Un peu plus tard, comme l’intensité de la démonstration diminue, une manifestante jeune diplômée en sciences, parle sobrement sur la place vidée: « Nous n’avons aucun espoir. Il n’y aura pas de changement si les gens n’ont pas d’espoir. Nous avons des étudiants qui n’auront pas de travail dans le futur. Nous vivons avec nos parents. Mon salaire est de 300 euros par mois. Après six mois sans être payée, j’ai reçu 300 euros … Nous n’avons pas d’avenir … Nous devrions résister ensemble [car des avocats, des médecins et des ingénieurs ont manifestés la veille]. Je me sens mal à l’aise face au peu de participants. Nous avons besoin de trois millions de manifestants ici. »

L’entretien est brusquement interrompu par une rafale de gaz lacrymogène qui nous fait tous fuir et nous éparpiller en toussant et cherchant du Maalox (un antiacide liquide utilisé pour atténuer l’effet des gaz lacrymogènes) à verser sur nos visages brulants. Nous avions sottement enlevé nos masques à gaz pour parler, nous sentant en sécurité par une démonstration tirant à sa fin.

Le jour de la grève un site Web d’informations a rapporté les propos de Joseph Stiglitz, le prix Nobel d’économie, en disant: « L’Espagne et la Grèce sont en dépression et non pas en récession.
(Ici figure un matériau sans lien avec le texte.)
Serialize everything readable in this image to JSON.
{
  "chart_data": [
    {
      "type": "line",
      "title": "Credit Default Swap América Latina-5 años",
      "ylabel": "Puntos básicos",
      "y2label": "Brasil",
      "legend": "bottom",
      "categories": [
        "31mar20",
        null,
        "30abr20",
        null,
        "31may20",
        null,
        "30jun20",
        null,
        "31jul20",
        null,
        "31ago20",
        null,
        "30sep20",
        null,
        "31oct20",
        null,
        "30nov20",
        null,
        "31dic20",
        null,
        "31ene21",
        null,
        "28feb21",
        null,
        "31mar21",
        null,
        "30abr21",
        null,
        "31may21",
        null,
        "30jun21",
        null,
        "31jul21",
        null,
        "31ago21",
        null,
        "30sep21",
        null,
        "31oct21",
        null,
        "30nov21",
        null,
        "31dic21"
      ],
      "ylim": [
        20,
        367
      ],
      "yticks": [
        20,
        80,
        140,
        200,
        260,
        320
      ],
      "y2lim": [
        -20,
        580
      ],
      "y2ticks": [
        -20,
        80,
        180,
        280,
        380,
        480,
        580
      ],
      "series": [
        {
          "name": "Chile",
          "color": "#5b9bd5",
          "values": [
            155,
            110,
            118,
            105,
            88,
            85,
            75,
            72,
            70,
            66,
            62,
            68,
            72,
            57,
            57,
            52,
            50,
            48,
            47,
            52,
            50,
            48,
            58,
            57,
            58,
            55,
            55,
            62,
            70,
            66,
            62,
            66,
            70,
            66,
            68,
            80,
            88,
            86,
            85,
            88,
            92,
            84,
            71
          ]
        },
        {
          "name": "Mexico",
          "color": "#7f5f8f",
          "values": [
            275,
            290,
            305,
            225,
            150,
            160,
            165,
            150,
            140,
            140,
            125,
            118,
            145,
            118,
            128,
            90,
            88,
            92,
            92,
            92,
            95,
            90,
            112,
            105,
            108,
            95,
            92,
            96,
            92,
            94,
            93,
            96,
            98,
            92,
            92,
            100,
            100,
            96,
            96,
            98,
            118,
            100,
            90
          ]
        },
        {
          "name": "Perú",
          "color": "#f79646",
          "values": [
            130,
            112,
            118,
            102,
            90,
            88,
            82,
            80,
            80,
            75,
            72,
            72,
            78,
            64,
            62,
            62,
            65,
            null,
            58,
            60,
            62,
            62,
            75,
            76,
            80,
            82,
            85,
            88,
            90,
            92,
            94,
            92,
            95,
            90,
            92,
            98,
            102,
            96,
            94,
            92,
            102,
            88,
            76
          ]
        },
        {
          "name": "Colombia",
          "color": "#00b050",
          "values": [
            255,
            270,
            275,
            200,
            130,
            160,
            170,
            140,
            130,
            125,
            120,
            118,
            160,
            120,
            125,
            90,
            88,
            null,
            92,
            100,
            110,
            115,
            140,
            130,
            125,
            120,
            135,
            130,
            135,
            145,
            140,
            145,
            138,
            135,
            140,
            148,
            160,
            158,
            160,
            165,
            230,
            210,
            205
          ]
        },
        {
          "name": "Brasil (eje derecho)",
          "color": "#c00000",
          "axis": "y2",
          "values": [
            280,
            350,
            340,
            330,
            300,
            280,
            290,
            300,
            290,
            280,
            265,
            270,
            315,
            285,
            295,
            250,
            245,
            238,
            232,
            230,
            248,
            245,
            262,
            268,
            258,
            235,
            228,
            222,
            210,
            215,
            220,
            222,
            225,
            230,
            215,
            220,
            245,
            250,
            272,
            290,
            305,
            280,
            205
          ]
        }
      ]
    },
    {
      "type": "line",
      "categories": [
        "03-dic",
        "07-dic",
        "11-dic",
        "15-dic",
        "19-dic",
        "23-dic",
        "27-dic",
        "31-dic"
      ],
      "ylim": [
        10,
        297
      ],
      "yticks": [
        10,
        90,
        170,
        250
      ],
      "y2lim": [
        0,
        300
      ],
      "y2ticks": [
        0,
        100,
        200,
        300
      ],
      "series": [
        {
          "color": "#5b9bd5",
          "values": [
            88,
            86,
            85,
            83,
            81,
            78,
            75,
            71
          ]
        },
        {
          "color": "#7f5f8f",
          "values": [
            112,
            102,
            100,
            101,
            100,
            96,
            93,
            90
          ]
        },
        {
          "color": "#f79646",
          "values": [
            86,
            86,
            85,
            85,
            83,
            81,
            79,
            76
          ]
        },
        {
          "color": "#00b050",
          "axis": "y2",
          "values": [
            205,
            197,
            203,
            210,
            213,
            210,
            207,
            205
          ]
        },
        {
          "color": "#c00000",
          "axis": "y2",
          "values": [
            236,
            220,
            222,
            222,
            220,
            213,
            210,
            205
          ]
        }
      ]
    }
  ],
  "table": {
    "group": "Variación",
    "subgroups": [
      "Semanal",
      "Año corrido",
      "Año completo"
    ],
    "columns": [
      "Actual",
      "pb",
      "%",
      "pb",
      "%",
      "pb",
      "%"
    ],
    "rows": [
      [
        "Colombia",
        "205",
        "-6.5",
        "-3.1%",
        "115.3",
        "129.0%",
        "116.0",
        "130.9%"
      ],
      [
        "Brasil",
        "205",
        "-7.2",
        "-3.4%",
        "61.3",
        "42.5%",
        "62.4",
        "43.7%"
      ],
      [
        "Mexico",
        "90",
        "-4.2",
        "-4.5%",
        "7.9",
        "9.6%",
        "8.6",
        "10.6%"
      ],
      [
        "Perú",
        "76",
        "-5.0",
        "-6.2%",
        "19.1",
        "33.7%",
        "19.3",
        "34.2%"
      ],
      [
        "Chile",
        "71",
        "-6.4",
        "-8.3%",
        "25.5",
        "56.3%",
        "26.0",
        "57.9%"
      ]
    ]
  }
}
Cela provient de l’austérité.  »

En ce qui concerne les licenciements des employés du secteur public, l’Organisation de coopération et de développement économiques (OCDE) a déclaré dans un rapport de 2011: ‘’La Grèce possède l’un des taux les plus faibles de l’emploi public des pays de l’OCDE, avec un gouvernement employant seulement 7,9 pour cent de la population active totale en 2008.  »

Mais la troïka demande plus d’austérité et plus de suppressions d’emplois dans le secteur public dans le cadre des coupes de 13,5 milliards d’euros du budget national.

Ceux qui accusent les Grecs de la crise qu’ils subissent, ont besoin de se demander ce que signifie vraiment l’austérité en Grèce. Ceux qui souhaitent exprimer leur solidarité devraient envisager d’envoyer une délégation de leur organisation pour soutenir les Grecs dans leur prochaine grève.

Ce sera un hiver, long et chaud, en Grèce.